On 2011-11-03 09:14-0000 Andrew Ross wrote:

> On Wed, Nov 02, 2011 at 05:55:44PM +0000, Steve Schwartz wrote:
>> Hazen,
>>
>> On Tue, 2011-11-01 at 22:28 -0400, Hazen Babcock wrote:
>>> The trick is to write your exit handler so that it does not return
>>> control to PLplot.
>>
>> Indeed, and could be quite tricky depending on the application but is
>> the best plplot could offer. I withdraw the subject line of this thread.
>
> Steve,
>
> This is not at all a stupid question. In fact, it is rather an unfortunate
> historic artefact of plplot. In my opinion, libraries should never call
> exit(). Libraries should return control from a function call as gracefully
> as possible and set an error code. It is up to the application to decide
> what to do from there. For interactive languages then calling exit() is
> exceedingly irritating, just because of a plotting error. This topic has
> come up on the list before, but to fix it requires all plplot functions
> to return error codes. This is a major API change and would also require
> a lot of internal work to ensure errors were handled gracefully. Sadly C
> does not offer a nice way of exception handling unlike some more modern
> languages.

Hi Andrew:

I agree this is an important issue that we need to solve to make
interactive use of PLplot a much nicer experience.  However, I
am not sure it needs to be solved with a massive API change.

Here are the current rough plexit statistics:

software@raven> grep plexit drivers/*.c src/*.c |wc -l
228
software@raven> grep plexit drivers/*.c src/*.c |grep -iv mem |wc -l
97

The second command attempts to eliminate the "out of memory" ones from
the result since I assume you do not want to do anything other than
exit for such a major overall system problem.

I am also sure most/all of those ~100 plexit calls in our code have
been done as a "quick fix" when we should have called plwarn instead
and then made some sane assumptions to continue when that is possible
or otherwise do a quick return instead with no plotting action.

Here are my preliminary thoughts on how to deal with this problem:

i. Encourage plexit for truly bad but extremely rare situations. So
    every call to malloc or calloc should be checked, and for the
    unsuccessful case, call plexit.  But I suspect that is the only
    case where plexit should be called.

ii. Replace all other calls to plexit with a call to plwarn instead.
     There are two cases to consider here.

     + Public API.  Replace plexit with plwarn and continue with the
       plot when that is possible or do a quick return otherwise. If
       our interactive users get a plwarn message when they make a
       mistake, and in addition no plot when it is a really bad mistake
       that should be sufficient, and I think a return code in addition
       would be overkill. The large advantage of this approach is no
       API change would be necessary.

     + Private functions.  Presumably some of our private functions
       that are called by our public API routines currently call plexit
       themselves.  For this case we should also replace the call to
       plexit with plwarn, but we should also return an error code to
       our public API routines which should then do a quick return with
       no plotting action for non-zero return codes.

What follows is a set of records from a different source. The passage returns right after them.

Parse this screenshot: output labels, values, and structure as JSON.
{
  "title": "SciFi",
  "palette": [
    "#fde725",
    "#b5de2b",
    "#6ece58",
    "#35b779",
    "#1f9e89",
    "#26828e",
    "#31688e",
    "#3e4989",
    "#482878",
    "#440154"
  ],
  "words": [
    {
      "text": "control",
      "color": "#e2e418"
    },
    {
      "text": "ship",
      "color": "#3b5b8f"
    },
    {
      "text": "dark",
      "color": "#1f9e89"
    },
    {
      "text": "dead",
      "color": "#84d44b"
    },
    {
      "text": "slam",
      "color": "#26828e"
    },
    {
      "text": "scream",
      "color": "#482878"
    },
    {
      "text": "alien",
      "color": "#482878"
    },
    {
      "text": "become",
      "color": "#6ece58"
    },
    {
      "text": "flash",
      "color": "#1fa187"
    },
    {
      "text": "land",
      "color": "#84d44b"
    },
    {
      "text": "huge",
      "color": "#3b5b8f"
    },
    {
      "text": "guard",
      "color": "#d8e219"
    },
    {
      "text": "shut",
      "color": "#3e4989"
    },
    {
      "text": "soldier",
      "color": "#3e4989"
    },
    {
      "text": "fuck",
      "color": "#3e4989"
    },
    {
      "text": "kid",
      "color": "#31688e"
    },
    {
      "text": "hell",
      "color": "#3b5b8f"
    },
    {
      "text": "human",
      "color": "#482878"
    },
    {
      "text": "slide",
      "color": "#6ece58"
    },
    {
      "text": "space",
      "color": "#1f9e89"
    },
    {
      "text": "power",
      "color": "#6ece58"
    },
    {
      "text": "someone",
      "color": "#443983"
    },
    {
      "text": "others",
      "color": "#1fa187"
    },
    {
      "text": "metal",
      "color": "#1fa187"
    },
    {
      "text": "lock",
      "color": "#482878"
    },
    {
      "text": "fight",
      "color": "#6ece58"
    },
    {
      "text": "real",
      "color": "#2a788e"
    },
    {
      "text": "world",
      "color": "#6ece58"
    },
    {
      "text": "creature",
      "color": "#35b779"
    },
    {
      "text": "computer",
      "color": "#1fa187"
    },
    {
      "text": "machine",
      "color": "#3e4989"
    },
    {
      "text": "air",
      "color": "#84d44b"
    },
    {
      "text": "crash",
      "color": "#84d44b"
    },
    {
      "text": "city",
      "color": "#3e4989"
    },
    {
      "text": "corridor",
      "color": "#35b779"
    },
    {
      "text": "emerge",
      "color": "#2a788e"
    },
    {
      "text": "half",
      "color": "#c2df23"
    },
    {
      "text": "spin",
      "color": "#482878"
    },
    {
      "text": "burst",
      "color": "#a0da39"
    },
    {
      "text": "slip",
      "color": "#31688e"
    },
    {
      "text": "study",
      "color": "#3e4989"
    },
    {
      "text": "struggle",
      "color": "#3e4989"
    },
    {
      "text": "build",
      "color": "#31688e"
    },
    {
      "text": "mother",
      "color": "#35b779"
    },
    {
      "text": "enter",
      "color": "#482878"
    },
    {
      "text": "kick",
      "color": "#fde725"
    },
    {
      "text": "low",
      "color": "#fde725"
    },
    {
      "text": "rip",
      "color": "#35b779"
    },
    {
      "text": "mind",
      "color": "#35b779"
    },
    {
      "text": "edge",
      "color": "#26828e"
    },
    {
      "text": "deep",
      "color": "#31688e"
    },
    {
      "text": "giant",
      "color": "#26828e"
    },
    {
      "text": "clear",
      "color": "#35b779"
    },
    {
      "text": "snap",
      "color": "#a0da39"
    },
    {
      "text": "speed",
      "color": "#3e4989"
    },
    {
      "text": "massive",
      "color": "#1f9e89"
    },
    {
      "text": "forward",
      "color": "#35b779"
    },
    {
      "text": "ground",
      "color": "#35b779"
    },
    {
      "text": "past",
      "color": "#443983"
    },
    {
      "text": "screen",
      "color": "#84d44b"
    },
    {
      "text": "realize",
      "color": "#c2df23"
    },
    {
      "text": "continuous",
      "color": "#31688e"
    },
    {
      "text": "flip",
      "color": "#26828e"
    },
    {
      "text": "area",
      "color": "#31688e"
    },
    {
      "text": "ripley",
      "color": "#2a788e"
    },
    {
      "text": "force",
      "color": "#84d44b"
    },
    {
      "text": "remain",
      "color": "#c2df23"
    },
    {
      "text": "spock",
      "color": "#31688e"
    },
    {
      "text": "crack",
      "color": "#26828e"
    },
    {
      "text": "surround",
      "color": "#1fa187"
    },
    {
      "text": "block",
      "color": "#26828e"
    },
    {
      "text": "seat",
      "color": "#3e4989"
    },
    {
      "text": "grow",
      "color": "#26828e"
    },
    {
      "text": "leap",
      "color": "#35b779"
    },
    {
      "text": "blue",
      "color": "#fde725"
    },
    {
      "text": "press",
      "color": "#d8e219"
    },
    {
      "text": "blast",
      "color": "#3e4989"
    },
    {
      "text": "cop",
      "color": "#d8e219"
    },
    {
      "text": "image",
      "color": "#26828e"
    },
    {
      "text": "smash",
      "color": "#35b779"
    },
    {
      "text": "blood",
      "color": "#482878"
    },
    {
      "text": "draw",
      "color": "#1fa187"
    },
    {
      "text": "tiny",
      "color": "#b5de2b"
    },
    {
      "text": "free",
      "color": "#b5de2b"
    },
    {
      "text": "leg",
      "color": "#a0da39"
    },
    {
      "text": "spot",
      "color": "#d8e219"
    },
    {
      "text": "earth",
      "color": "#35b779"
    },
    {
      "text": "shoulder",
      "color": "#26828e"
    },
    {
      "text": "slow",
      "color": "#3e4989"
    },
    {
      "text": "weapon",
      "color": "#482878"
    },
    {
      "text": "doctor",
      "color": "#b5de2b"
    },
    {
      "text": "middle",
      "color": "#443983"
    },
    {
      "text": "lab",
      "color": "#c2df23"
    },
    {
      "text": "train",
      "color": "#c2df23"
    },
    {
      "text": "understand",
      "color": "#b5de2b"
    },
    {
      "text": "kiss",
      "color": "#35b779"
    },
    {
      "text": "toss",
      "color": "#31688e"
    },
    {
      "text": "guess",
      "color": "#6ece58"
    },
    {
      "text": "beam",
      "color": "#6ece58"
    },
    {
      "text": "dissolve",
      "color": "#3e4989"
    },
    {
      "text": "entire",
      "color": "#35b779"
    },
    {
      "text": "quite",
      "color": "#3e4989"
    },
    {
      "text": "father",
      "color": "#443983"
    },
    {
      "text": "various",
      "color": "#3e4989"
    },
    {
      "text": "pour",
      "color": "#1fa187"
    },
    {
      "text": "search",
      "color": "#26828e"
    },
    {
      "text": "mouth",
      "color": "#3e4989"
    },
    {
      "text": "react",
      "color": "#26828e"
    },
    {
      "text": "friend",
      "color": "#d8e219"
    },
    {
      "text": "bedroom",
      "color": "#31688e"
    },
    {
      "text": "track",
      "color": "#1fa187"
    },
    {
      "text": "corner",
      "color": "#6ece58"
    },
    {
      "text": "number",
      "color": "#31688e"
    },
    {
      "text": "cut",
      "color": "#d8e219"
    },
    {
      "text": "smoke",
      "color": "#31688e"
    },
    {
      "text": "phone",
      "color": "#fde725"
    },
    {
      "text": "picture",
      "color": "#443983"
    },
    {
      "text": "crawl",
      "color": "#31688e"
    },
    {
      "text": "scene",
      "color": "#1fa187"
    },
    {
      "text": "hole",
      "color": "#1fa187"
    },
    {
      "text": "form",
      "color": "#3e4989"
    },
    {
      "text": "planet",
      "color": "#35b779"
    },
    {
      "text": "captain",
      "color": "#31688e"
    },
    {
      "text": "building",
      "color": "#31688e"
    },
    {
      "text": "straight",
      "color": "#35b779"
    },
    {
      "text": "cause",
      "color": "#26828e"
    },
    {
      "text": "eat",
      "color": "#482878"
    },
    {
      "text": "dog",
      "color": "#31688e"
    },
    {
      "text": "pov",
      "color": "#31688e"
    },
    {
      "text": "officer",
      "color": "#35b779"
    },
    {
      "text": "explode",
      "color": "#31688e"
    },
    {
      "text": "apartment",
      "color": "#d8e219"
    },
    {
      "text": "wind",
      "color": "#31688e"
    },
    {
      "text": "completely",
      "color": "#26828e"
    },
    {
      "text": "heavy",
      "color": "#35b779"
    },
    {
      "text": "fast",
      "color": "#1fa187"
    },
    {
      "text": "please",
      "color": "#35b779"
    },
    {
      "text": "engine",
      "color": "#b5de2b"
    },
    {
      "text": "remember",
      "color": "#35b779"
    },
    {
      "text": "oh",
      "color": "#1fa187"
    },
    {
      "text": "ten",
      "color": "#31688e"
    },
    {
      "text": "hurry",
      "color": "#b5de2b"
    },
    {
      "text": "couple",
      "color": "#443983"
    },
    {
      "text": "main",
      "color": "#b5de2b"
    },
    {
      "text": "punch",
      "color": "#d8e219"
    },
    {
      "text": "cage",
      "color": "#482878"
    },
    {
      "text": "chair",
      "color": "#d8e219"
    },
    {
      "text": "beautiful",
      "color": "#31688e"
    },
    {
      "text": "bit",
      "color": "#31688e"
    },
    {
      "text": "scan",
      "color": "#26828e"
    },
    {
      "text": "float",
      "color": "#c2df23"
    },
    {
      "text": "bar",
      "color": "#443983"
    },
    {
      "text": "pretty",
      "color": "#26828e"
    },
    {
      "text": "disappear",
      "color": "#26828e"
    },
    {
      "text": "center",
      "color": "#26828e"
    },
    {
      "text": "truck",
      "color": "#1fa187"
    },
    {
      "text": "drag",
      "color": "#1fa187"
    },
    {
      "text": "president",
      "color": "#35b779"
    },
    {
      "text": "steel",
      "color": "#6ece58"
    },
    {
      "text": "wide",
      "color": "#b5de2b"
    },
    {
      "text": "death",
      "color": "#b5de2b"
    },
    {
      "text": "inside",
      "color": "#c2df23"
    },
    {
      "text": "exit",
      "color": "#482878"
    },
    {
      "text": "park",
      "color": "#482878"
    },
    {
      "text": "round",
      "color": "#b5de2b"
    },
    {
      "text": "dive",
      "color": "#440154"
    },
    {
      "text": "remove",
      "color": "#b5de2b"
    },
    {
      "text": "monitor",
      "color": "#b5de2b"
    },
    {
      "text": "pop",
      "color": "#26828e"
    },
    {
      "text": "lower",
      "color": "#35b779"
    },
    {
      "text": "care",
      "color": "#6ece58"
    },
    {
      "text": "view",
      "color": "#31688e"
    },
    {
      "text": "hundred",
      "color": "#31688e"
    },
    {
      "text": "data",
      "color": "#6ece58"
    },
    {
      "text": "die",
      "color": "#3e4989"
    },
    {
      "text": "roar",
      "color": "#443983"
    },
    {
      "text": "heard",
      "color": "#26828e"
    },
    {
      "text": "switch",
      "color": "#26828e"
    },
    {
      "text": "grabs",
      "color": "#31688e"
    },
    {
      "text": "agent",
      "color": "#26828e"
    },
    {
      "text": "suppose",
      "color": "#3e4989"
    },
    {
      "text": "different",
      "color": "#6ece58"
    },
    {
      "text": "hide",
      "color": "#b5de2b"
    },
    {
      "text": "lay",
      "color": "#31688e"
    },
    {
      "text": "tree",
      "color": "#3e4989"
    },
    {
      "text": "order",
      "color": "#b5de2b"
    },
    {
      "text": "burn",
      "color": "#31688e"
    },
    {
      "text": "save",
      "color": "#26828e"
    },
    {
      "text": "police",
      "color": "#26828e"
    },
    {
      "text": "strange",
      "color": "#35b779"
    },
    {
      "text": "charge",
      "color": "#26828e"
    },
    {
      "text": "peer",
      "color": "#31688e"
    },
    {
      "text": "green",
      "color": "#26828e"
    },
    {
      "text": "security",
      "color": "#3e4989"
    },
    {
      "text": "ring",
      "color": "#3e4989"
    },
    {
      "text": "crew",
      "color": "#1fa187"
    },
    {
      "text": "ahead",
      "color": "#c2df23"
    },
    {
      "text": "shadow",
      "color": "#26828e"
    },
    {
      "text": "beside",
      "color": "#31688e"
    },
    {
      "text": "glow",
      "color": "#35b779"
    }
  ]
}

My hope is these preliminary thoughts will encourage discussion, and
ultimately a concrete plan that we can all work on together to
eventually produce PLplot libraries that never exit except for the
out-of-memory case.

Alan
__________________________
Alan W. Irwin

Astronomical research affiliation with Department of Physics and Astronomy,
University of Victoria (astrowww.phys.uvic.ca).

Programming affiliations with the FreeEOS equation-of-state
implementation for stellar interiors (freeeos.sf.net); the Time
Ephemerides project (timeephem.sf.net); PLplot scientific plotting
software package (plplot.sf.net); the libLASi project
(unifont.org/lasi); the Loads of Linux Links project (loll.sf.net);
and the Linux Brochure Project (lbproject.sf.net).